Admission Price: Free to attend, places must be booked in advance
A panel organised by the Gender & Sexualities Research Centre at City with Karen Boyle (Strathclyde) Julie Wheelwright (City) and respondents Sarah Banet-Weiser (LSE) and Jack Bratich (Rutgers)
Our speakers will discuss #MeToo in long historical perspective, from Mata Hari to contemporary media.
Karen Boyle, On silence breaking
In December 2017, Time magazine named the “Silence Breakers” – the women, and some men, speaking out about sexual harassment – their “person” of the year. This paper re-considers mediatized silence breaking in relation to a longer history of feminist speak outs, and critically examines the way in which feminism (and feminists) featured both in the 2017 stories and in Jodi Kantor and Megan Twohey’s subsequent account of breaking the Weinstein story in She Said.
Julie Wheelwright, From Mata Hari to #MeToo: Reflections on Seduction, Harassment and Sexual Shame
A few months before the New York Times broke the story about Harvey Weinstein paying off his accusers for decades in 2017, a new publication of Mata Hari’s letters provided a historic perspective on the sexual harassment of female performers. Coinciding with the centenary of Margaretha Zelle MacLeod’s execution on espionage charges by the French on 15 October 1917, this presentation explores the contemporary relevance of her rejection of victimhood and sexual shame.
About the speakers
Karen Boyle is Professor of Feminist Media Studies at the University of Strathclyde. She is author of Media and Violence: Gendering the Debates (Sage) and Everyday Pornography (Routledge). Her new book #MeToo, Weinstein and Feminism is out soon with Palgrave.
Julie Wheelwright is Director of the Creative Writing MA at City and author of The Fatal Lover: Mata Hari and the Myth of Women in Espionage (Harper Collins) and Amazons and Military Maids: Women Who Dressed as Men in Pursuit of Life, Liberty and Happiness (Pandora).
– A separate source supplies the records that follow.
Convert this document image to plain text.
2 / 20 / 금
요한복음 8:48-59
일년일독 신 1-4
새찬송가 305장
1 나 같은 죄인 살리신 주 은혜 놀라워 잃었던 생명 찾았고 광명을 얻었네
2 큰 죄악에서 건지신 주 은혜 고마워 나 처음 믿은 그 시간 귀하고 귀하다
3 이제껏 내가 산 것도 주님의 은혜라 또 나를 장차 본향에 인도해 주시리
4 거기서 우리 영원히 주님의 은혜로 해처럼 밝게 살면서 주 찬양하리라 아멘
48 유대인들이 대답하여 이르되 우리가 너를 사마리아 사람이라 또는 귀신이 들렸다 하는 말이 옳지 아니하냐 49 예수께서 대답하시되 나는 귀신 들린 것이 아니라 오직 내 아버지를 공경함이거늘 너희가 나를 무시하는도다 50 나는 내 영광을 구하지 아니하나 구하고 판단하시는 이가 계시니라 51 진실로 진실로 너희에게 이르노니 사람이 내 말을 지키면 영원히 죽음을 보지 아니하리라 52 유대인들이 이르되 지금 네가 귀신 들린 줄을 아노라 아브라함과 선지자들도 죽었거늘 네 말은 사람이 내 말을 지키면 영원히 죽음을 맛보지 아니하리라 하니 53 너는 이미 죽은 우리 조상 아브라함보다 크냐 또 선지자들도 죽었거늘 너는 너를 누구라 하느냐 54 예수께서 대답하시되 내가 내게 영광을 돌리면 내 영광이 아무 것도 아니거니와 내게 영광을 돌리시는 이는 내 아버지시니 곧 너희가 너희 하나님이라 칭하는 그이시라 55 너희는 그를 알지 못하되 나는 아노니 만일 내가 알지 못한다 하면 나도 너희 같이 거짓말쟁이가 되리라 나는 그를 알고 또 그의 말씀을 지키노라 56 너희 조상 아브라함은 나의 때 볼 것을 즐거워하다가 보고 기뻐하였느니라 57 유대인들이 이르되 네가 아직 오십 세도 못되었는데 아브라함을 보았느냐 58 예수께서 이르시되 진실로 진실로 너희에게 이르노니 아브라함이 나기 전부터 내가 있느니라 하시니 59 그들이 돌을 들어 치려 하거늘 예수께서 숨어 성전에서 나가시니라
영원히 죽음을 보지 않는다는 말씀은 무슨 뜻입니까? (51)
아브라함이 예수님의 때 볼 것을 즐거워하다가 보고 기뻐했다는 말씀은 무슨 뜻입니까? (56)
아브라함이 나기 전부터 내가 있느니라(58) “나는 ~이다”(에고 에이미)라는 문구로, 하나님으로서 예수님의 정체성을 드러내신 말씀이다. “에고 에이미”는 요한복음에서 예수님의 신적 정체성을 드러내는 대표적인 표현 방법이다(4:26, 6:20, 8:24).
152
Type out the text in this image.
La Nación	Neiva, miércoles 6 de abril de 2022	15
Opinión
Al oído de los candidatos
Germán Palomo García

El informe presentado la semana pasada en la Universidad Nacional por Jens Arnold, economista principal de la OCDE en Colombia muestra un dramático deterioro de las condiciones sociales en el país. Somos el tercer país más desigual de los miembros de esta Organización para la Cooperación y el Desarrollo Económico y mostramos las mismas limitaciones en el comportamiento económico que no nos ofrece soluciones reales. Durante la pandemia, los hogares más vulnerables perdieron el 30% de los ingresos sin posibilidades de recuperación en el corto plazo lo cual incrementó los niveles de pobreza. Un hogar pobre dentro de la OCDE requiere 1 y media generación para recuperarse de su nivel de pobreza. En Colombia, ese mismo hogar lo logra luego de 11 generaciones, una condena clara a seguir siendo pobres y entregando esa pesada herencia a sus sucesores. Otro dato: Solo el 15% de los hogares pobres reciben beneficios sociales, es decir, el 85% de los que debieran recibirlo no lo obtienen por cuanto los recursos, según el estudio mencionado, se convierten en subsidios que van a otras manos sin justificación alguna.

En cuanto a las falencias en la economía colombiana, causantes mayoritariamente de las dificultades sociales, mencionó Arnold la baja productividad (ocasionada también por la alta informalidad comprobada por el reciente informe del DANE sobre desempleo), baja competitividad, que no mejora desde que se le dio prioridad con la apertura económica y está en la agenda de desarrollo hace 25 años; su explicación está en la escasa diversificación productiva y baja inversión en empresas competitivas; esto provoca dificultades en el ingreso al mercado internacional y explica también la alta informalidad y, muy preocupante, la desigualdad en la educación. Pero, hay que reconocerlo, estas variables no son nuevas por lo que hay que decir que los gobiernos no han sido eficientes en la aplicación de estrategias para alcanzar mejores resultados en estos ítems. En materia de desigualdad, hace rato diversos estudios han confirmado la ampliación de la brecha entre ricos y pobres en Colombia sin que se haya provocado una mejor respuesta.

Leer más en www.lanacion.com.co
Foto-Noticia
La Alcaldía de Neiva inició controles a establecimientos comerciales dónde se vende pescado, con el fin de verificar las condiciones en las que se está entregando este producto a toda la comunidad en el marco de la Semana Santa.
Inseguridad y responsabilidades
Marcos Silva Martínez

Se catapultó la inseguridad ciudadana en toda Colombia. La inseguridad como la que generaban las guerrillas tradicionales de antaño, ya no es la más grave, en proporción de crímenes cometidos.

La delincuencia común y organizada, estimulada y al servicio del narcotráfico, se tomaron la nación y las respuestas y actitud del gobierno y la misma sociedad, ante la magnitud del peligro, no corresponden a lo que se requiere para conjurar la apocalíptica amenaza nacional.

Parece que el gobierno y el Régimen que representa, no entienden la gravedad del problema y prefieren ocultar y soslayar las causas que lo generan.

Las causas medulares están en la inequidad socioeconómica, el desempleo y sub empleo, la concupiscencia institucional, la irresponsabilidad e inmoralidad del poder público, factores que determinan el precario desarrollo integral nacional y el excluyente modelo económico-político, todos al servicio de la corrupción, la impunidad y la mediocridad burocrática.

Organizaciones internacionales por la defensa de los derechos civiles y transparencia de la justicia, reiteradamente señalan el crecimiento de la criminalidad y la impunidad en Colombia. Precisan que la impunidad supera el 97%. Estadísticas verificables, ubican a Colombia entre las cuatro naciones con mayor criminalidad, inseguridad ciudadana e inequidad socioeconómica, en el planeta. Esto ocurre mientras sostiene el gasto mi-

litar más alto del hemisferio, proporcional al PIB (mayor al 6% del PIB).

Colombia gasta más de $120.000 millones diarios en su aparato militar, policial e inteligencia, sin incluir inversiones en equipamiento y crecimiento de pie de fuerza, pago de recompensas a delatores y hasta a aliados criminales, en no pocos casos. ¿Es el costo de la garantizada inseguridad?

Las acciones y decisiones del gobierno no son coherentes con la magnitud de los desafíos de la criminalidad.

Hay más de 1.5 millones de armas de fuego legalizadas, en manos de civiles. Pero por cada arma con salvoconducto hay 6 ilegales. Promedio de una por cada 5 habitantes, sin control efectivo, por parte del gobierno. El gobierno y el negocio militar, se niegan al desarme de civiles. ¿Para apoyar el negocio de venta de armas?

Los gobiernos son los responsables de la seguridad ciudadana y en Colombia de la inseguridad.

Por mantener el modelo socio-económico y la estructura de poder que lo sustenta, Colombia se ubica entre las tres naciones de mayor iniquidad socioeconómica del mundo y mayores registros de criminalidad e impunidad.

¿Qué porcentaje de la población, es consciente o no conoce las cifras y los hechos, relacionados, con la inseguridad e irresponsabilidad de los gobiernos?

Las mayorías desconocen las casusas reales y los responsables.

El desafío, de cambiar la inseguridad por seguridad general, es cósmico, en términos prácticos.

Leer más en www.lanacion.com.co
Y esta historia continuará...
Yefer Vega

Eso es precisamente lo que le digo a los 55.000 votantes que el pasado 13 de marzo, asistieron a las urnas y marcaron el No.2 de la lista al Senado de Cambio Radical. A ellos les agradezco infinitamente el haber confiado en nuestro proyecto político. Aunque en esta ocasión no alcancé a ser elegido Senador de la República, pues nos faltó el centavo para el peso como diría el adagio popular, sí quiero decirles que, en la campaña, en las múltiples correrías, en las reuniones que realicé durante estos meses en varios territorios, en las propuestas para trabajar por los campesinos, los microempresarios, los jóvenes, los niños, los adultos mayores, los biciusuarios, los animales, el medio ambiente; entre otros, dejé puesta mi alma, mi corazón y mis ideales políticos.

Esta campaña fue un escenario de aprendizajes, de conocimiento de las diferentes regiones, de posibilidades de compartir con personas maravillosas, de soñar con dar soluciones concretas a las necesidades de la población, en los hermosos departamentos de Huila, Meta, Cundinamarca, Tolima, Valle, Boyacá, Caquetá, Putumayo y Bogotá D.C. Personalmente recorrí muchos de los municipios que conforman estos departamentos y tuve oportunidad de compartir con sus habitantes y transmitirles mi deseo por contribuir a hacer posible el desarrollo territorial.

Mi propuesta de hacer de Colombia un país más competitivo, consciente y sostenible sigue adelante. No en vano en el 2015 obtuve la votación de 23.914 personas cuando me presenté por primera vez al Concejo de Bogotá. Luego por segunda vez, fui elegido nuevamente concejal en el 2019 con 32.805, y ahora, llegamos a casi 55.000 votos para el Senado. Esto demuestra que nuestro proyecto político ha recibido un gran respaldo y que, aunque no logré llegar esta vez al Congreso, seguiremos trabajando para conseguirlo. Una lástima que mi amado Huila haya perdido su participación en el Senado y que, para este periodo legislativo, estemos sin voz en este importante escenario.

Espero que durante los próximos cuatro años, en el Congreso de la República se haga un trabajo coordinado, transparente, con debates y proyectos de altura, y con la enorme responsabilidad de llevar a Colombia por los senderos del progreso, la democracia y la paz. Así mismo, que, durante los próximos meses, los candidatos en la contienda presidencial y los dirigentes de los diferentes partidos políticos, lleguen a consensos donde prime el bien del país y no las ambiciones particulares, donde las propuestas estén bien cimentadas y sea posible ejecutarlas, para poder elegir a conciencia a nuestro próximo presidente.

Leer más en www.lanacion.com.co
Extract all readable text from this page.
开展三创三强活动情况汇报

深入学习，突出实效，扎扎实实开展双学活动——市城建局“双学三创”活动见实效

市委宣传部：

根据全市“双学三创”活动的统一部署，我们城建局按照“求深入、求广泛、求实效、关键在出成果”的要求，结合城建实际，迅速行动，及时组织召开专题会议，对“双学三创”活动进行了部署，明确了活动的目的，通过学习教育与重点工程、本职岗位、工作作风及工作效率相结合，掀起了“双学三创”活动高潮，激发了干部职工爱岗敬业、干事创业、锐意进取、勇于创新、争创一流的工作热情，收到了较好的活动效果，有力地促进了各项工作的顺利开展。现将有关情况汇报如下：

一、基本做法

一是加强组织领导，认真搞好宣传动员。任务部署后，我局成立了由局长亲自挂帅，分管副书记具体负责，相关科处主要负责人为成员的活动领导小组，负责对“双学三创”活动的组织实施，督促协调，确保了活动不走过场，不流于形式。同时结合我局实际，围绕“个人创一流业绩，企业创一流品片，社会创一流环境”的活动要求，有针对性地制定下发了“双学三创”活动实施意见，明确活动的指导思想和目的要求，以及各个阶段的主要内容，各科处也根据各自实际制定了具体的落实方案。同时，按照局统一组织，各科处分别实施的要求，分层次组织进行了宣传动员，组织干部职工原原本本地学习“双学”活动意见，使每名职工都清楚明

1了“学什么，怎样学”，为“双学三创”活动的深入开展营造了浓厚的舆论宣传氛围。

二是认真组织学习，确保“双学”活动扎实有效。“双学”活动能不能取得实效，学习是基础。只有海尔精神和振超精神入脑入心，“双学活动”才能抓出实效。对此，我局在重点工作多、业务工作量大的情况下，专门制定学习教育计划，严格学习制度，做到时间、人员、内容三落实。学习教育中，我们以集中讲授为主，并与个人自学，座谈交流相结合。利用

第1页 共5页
Sarah Banet-Weiser is Professor and Head of the Dept of Media and Communications at LSE. Her most recent book is Empowered: Popular Feminism and Popular Misogyny (Duke) and the article ‘From Pick-Up Artists to Incels: Con(fidence) Games, Networked Misogyny and the Failure of Neoliberalism’ with Jack Bratich
Jack Bratich is Associate Professor of Journalism & Media Studies at Rutgers. His work on social media and social theory includes the book Conspiracy Panics: Political Rationality and Popular Culture (SUNY).